- Native name: Дмитрий Семёнович Сухоруков
- Born: November 2, 1922 Bely Kolodez village, Korochansky Uyezd, Kursk Governorate, RSFSR
- Died: July 8, 2003 (aged 80) Moscow, Russia
- Allegiance: Soviet Union
- Branch: Red Army (Soviet Army from 1946)
- Service years: 1939–1992
- Rank: General of the Army
- Commands: 98th Guards Airborne Division 2nd Army Corps 11th Guards Army Central Group of Forces Soviet airborne
- Conflicts: World War II Vienna Offensive; Prague Offensive; ;
- Awards: Order of Lenin; Order "For Merit to the Fatherland", 4th class; Order of Honour; Order of the October Revolution; Order of the Red Banner (2); Order of Kutuzov, 1st class; Order of the Patriotic War, 1st class; Order of the Patriotic War, 2nd class; Order of the Red Star; Order for Service to the Homeland in the Armed Forces of the USSR, 3rd class;

= Dmitri Sukhorukov =

Dmitri Semyonovich Sukhorukov (Дми́трий Семёнович Сухору́ков; 2 November 1922 – 8 July 2003) was a Soviet General of the army who commanded the Soviet airborne between 1979 and 1987, during the Soviet–Afghan War. Sukhorukov fought as company commander in the 104th Guards Rifle Division during World War II and served in the 7th Guards Airborne Division postwar. In September 1962, he became the commander of the 98th Guards Airborne Division. He commanded the 2nd Army Corps from July 1968. After graduating from the Military Academy of the General Staff, Sukhorukov commanded the Central Group of Forces in November 1976. From January 1979 to July 1987, he was the commander of the Soviet airborne, overseeing its operations in Afghanistan. In July 1987, he became the deputy defence minister for personnel and in 1990 was in the Group of Inspectors General. After retiring in 1992, Sukhorokov died on 8 July 2003.

== Early life ==
Sukhorukov was born on 2 November 1922 to a peasant family in Bely Kolodez village in Korochansky Uyezd, Kursk Governorate.
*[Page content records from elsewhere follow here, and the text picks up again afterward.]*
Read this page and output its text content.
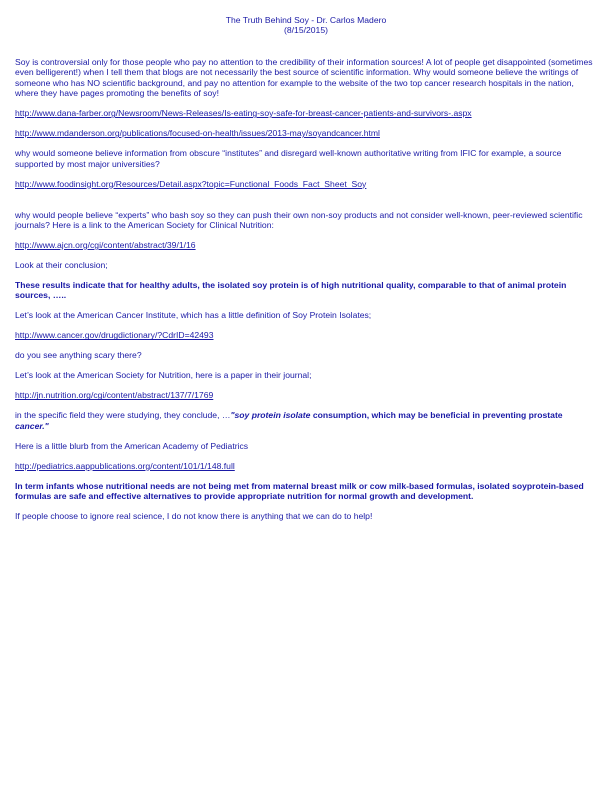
The Truth Behind Soy - Dr. Carlos Madero
(8/15/2015)

Soy is controversial only for those people who pay no attention to the credibility of their information sources! A lot of people get disappointed (sometimes even belligerent!) when I tell them that blogs are not necessarily the best source of scientific information. Why would someone believe the writings of someone who has NO scientific background, and pay no attention for example to the website of the two top cancer research hospitals in the nation, where they have pages promoting the benefits of soy!

http://www.dana-farber.org/Newsroom/News-Releases/Is-eating-soy-safe-for-breast-cancer-patients-and-survivors-.aspx

http://www.mdanderson.org/publications/focused-on-health/issues/2013-may/soyandcancer.html

why would someone believe information from obscure “institutes” and disregard well-known authoritative writing from IFIC for example, a source supported by most major universities?

http://www.foodinsight.org/Resources/Detail.aspx?topic=Functional_Foods_Fact_Sheet_Soy

why would people believe “experts” who bash soy so they can push their own non-soy products and not consider well-known, peer-reviewed scientific journals? Here is a link to the American Society for Clinical Nutrition:

http://www.ajcn.org/cgi/content/abstract/39/1/16

Look at their conclusion;

These results indicate that for healthy adults, the isolated soy protein is of high nutritional quality, comparable to that of animal protein sources, …..

Let’s look at the American Cancer Institute, which has a little definition of Soy Protein Isolates;

http://www.cancer.gov/drugdictionary/?CdrID=42493

do you see anything scary there?

Let’s look at the American Society for Nutrition, here is a paper in their journal;

http://jn.nutrition.org/cgi/content/abstract/137/7/1769

in the specific field they were studying, they conclude, …"soy protein isolate consumption, which may be beneficial in preventing prostate cancer."

Here is a little blurb from the American Academy of Pediatrics

http://pediatrics.aappublications.org/content/101/1/148.full

In term infants whose nutritional needs are not being met from maternal breast milk or cow milk-based formulas, isolated soyprotein-based formulas are safe and effective alternatives to provide appropriate nutrition for normal growth and development.

If people choose to ignore real science, I do not know there is anything that we can do to help!
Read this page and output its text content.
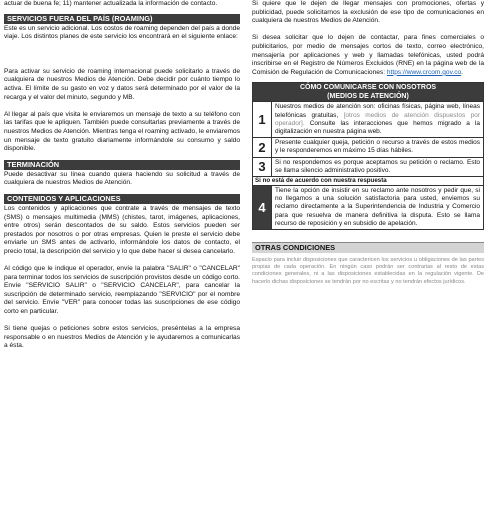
actuar de buena fe; 11) mantener actualizada la información de contacto.

SERVICIOS FUERA DEL PAÍS (ROAMING)

Este es un servicio adicional. Los costos de roaming dependen del país a donde viaje. Los distintos planes de este servicio los encontrará en el siguiente enlace:

Para activar su servicio de roaming internacional puede solicitarlo a través de cualquiera de nuestros Medios de Atención. Debe decidir por cuánto tiempo lo activa. El límite de su gasto en voz y datos será determinado por el valor de la recarga y el valor del minuto, segundo y MB.

Al llegar al país que visita le enviaremos un mensaje de texto a su teléfono con las tarifas que le apliquen. También puede consultarlas previamente a través de nuestros Medios de Atención. Mientras tenga el roaming activado, le enviaremos un mensaje de texto gratuito diariamente informándole su consumo y saldo disponible.

TERMINACIÓN

Puede desactivar su línea cuando quiera haciendo su solicitud a través de cualquiera de nuestros Medios de Atención.

CONTENIDOS Y APLICACIONES

Los contenidos y aplicaciones que contrate a través de mensajes de texto (SMS) o mensajes multimedia (MMS) (chistes, tarot, imágenes, aplicaciones, entre otros) serán descontados de su saldo. Estos servicios pueden ser prestados por nosotros o por otras empresas. Quien le preste el servicio debe enviarle un SMS antes de activarlo, informándole los datos de contacto, el precio total, la descripción del servicio y lo que debe hacer si desea cancelarlo.

Al código que le indique el operador, envíe la palabra "SALIR" o "CANCELAR" para terminar todos los servicios de suscripción provistos desde un código corto. Envíe "SERVICIO SALIR" o "SERVICIO CANCELAR", para cancelar la suscripción de determinado servicio, reemplazando "SERVICIO" por el nombre del servicio. Envíe "VER" para conocer todas las suscripciones de ese código corto en particular.

Si tiene quejas o peticiones sobre estos servicios, preséntelas a la empresa responsable o en nuestros Medios de Atención y le ayudaremos a comunicarlas a ésta.

Si quiere que le dejen de llegar mensajes con promociones, ofertas y publicidad, puede solicitarnos la exclusión de ese tipo de comunicaciones en cualquiera de nuestros Medios de Atención.

Si desea solicitar que lo dejen de contactar, para fines comerciales o publicitarios, por medio de mensajes cortos de texto, correo electrónico, mensajería por aplicaciones y web y llamadas telefónicas, usted podrá inscribirse en el Registro de Números Excluidos (RNE) en la página web de la Comisión de Regulación de Comunicaciones: https://www.crcom.gov.co.

CÓMO COMUNICARSE CON NOSOTROS
(MEDIOS DE ATENCIÓN)	

1	Nuestros medios de atención son: oficinas físicas, página web, líneas telefónicas gratuitas, [otros medios de atención dispuestos por operador]. Consulte las interacciones que hemos migrado a la digitalización en nuestra página web.

2	Presente cualquier queja, petición o recurso a través de estos medios y le responderemos en máximo 15 días hábiles.

3	Si no respondemos es porque aceptamos su petición o reclamo. Esto se llama silencio administrativo positivo.

Si no está de acuerdo con nuestra respuesta	
4	Tiene la opción de insistir en su reclamo ante nosotros y pedir que, si no llegamos a una solución satisfactoria para usted, enviemos su reclamo directamente a la Superintendencia de Industria y Comercio para que resuelva de manera definitiva la disputa. Esto se llama recurso de reposición y en subsidio de apelación.

OTRAS CONDICIONES

Espacio para incluir disposiciones que caractericen los servicios u obligaciones de las partes propias de cada operación. En ningún caso podrán ser contrarias al resto de estas condiciones generales, ni a las disposiciones establecidas en la regulación vigente. De hacerlo dichas disposiciones se tendrán por no escritas y no tendrán efectos jurídicos.
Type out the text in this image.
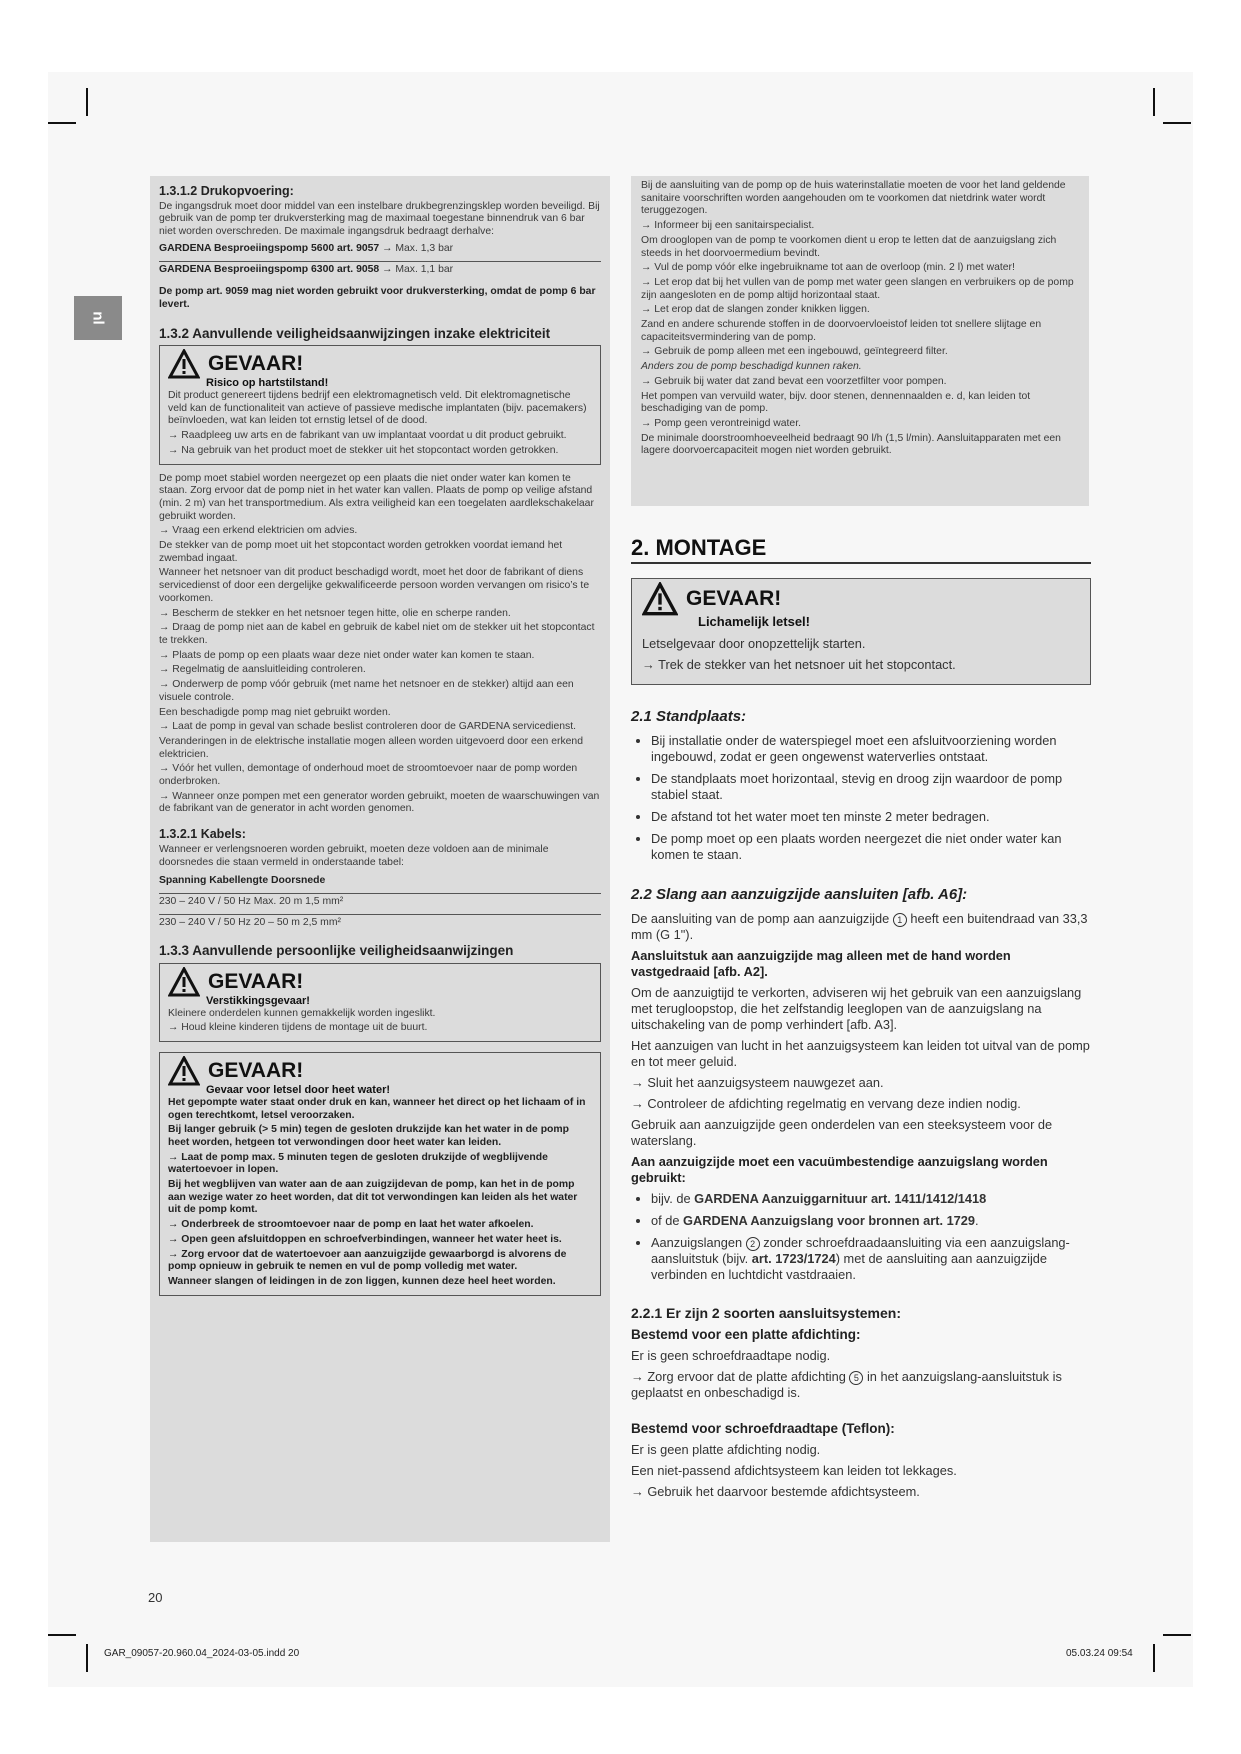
nl
1.3.1.2 Drukopvoering:

De ingangsdruk moet door middel van een instelbare drukbegrenzingsklep worden beveiligd. Bij gebruik van de pomp ter drukversterking mag de maximaal toegestane binnendruk van 6 bar niet worden overschreden. De maximale ingangsdruk bedraagt derhalve:

GARDENA Besproeiingspomp 5600 art. 9057 → Max. 1,3 bar

GARDENA Besproeiingspomp 6300 art. 9058 → Max. 1,1 bar

De pomp art. 9059 mag niet worden gebruikt voor drukversterking, omdat de pomp 6 bar levert.

1.3.2 Aanvullende veiligheidsaanwijzingen inzake elektriciteit
GEVAAR!
Risico op hartstilstand!

Dit product genereert tijdens bedrijf een elektromagnetisch veld. Dit elektromagnetische veld kan de functionaliteit van actieve of passieve medische implantaten (bijv. pacemakers) beïnvloeden, wat kan leiden tot ernstig letsel of de dood.

→ Raadpleeg uw arts en de fabrikant van uw implantaat voordat u dit product gebruikt.

→ Na gebruik van het product moet de stekker uit het stopcontact worden getrokken.

De pomp moet stabiel worden neergezet op een plaats die niet onder water kan komen te staan. Zorg ervoor dat de pomp niet in het water kan vallen. Plaats de pomp op veilige afstand (min. 2 m) van het transportmedium. Als extra veiligheid kan een toegelaten aardlekschakelaar gebruikt worden.

→ Vraag een erkend elektricien om advies.

De stekker van de pomp moet uit het stopcontact worden getrokken voordat iemand het zwembad ingaat.

Wanneer het netsnoer van dit product beschadigd wordt, moet het door de fabrikant of diens servicedienst of door een dergelijke gekwalificeerde persoon worden vervangen om risico’s te voorkomen.

→ Bescherm de stekker en het netsnoer tegen hitte, olie en scherpe randen.

→ Draag de pomp niet aan de kabel en gebruik de kabel niet om de stekker uit het stopcontact te trekken.

→ Plaats de pomp op een plaats waar deze niet onder water kan komen te staan.

→ Regelmatig de aansluitleiding controleren.

→ Onderwerp de pomp vóór gebruik (met name het netsnoer en de stekker) altijd aan een visuele controle.

Een beschadigde pomp mag niet gebruikt worden.

→ Laat de pomp in geval van schade beslist controleren door de GARDENA servicedienst.

Veranderingen in de elektrische installatie mogen alleen worden uitgevoerd door een erkend elektricien.

→ Vóór het vullen, demontage of onderhoud moet de stroomtoevoer naar de pomp worden onderbroken.

→ Wanneer onze pompen met een generator worden gebruikt, moeten de waarschuwingen van de fabrikant van de generator in acht worden genomen.

1.3.2.1 Kabels:

Wanneer er verlengsnoeren worden gebruikt, moeten deze voldoen aan de minimale doorsnedes die staan vermeld in onderstaande tabel:

Spanning Kabellengte Doorsnede

230 – 240 V / 50 Hz Max. 20 m 1,5 mm²

230 – 240 V / 50 Hz 20 – 50 m 2,5 mm²

1.3.3 Aanvullende persoonlijke veiligheidsaanwijzingen
GEVAAR!
Verstikkingsgevaar!

Kleinere onderdelen kunnen gemakkelijk worden ingeslikt.

→ Houd kleine kinderen tijdens de montage uit de buurt.

GEVAAR!
Gevaar voor letsel door heet water!

Het gepompte water staat onder druk en kan, wanneer het direct op het lichaam of in ogen terechtkomt, letsel veroorzaken.

Bij langer gebruik (> 5 min) tegen de gesloten drukzijde kan het water in de pomp heet worden, hetgeen tot verwondingen door heet water kan leiden.

→ Laat de pomp max. 5 minuten tegen de gesloten drukzijde of wegblijvende watertoevoer in lopen.

Bij het wegblijven van water aan de aan zuigzijdevan de pomp, kan het in de pomp aan wezige water zo heet worden, dat dit tot verwondingen kan leiden als het water uit de pomp komt.

→ Onderbreek de stroomtoevoer naar de pomp en laat het water afkoelen.

→ Open geen afsluitdoppen en schroefverbindingen, wanneer het water heet is.

→ Zorg ervoor dat de watertoevoer aan aanzuigzijde gewaarborgd is alvorens de pomp opnieuw in gebruik te nemen en vul de pomp volledig met water.

Wanneer slangen of leidingen in de zon liggen, kunnen deze heel heet worden.

Bij de aansluiting van de pomp op de huis waterinstallatie moeten de voor het land geldende sanitaire voorschriften worden aangehouden om te voorkomen dat nietdrink water wordt teruggezogen.

→ Informeer bij een sanitairspecialist.

Om drooglopen van de pomp te voorkomen dient u erop te letten dat de aanzuigslang zich steeds in het doorvoermedium bevindt.

→ Vul de pomp vóór elke ingebruikname tot aan de overloop (min. 2 l) met water!

→ Let erop dat bij het vullen van de pomp met water geen slangen en verbruikers op de pomp zijn aangesloten en de pomp altijd horizontaal staat.

→ Let erop dat de slangen zonder knikken liggen.

Zand en andere schurende stoffen in de doorvoervloeistof leiden tot snellere slijtage en capaciteitsvermindering van de pomp.

→ Gebruik de pomp alleen met een ingebouwd, geïntegreerd filter.

Anders zou de pomp beschadigd kunnen raken.

→ Gebruik bij water dat zand bevat een voorzetfilter voor pompen.

Het pompen van vervuild water, bijv. door stenen, dennennaalden e. d, kan leiden tot beschadiging van de pomp.

→ Pomp geen verontreinigd water.

De minimale doorstroomhoeveelheid bedraagt 90 l/h (1,5 l/min). Aansluitapparaten met een lagere doorvoercapaciteit mogen niet worden gebruikt.

2. MONTAGE
GEVAAR!
Lichamelijk letsel!

Letselgevaar door onopzettelijk starten.

→ Trek de stekker van het netsnoer uit het stopcontact.

2.1 Standplaats:
• Bij installatie onder de waterspiegel moet een afsluitvoorziening worden ingebouwd, zodat er geen ongewenst waterverlies ontstaat.
• De standplaats moet horizontaal, stevig en droog zijn waardoor de pomp stabiel staat.
• De afstand tot het water moet ten minste 2 meter bedragen.
• De pomp moet op een plaats worden neergezet die niet onder water kan komen te staan.
2.2 Slang aan aanzuigzijde aansluiten [afb. A6]:

De aansluiting van de pomp aan aanzuigzijde 1 heeft een buitendraad van 33,3 mm (G 1").

Aansluitstuk aan aanzuigzijde mag alleen met de hand worden vastgedraaid [afb. A2].

Om de aanzuigtijd te verkorten, adviseren wij het gebruik van een aanzuigslang met terugloopstop, die het zelfstandig leeglopen van de aanzuigslang na uitschakeling van de pomp verhindert [afb. A3].

Het aanzuigen van lucht in het aanzuigsysteem kan leiden tot uitval van de pomp en tot meer geluid.

→ Sluit het aanzuigsysteem nauwgezet aan.

→ Controleer de afdichting regelmatig en vervang deze indien nodig.

Gebruik aan aanzuigzijde geen onderdelen van een steeksysteem voor de waterslang.

Aan aanzuigzijde moet een vacuümbestendige aanzuigslang worden gebruikt:

• bijv. de GARDENA Aanzuiggarnituur art. 1411/1412/1418
• of de GARDENA Aanzuigslang voor bronnen art. 1729.
• Aanzuigslangen 2 zonder schroefdraadaansluiting via een aanzuigslang-aansluitstuk (bijv. art. 1723/1724) met de aansluiting aan aanzuigzijde verbinden en luchtdicht vastdraaien.
2.2.1 Er zijn 2 soorten aansluitsystemen:

Bestemd voor een platte afdichting:

Er is geen schroefdraadtape nodig.

→ Zorg ervoor dat de platte afdichting 5 in het aanzuigslang-aansluitstuk is geplaatst en onbeschadigd is.

Bestemd voor schroefdraadtape (Teflon):

Er is geen platte afdichting nodig.

Een niet-passend afdichtsysteem kan leiden tot lekkages.

→ Gebruik het daarvoor bestemde afdichtsysteem.

20
GAR_09057-20.960.04_2024-03-05.indd 20	05.03.24 09:54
In 1939 he entered the Leningrad Military Engineering School, from which he graduated in 1941.

== World War II ==
Sukhorukov was a platoon commander from 1941 to 1943. During 1943 and 1944, he was a company commander of military school cadets. In April 1944, Sukhorukov became a company commander in the 332nd Guards Rifle Regiment of the 104th Guards Rifle Division.

== Postwar ==
Sukhorukov initially was a battalion commander in the airborne and then the deputy commander of the 80th Airborne Regiment. In 1958, Sukhorukov graduated from the Frunze Military Academy, after which he commanded the 108th Guards Airborne Regiment. In 1961, Sukhorukov became the 7th Guards Airborne Division's chief of staff and commanded the 98th Guards Airborne Division from 1962 to 1966. In 1966, Sukhorukov became a corps deputy commander and a corps commander in 1969. He was the deputy commander of the Soviet airborne from 1969. In 1971, he became an army commander. Sukhorukov was the Transcaucasian Military District's deputy commander from 1974 to 1976, after which he led the Central Group of Forces. He replaced Vasily Margelov as commanded of the Soviet airborne in 1979. In 1987, Sukhorukov was replaced by Nikolai Kalinin and became the deputy defense minister for personnel. In 1992, he retired. He published his memoirs in 2000. Sukhroukov died on 8 July 2003 in Moscow.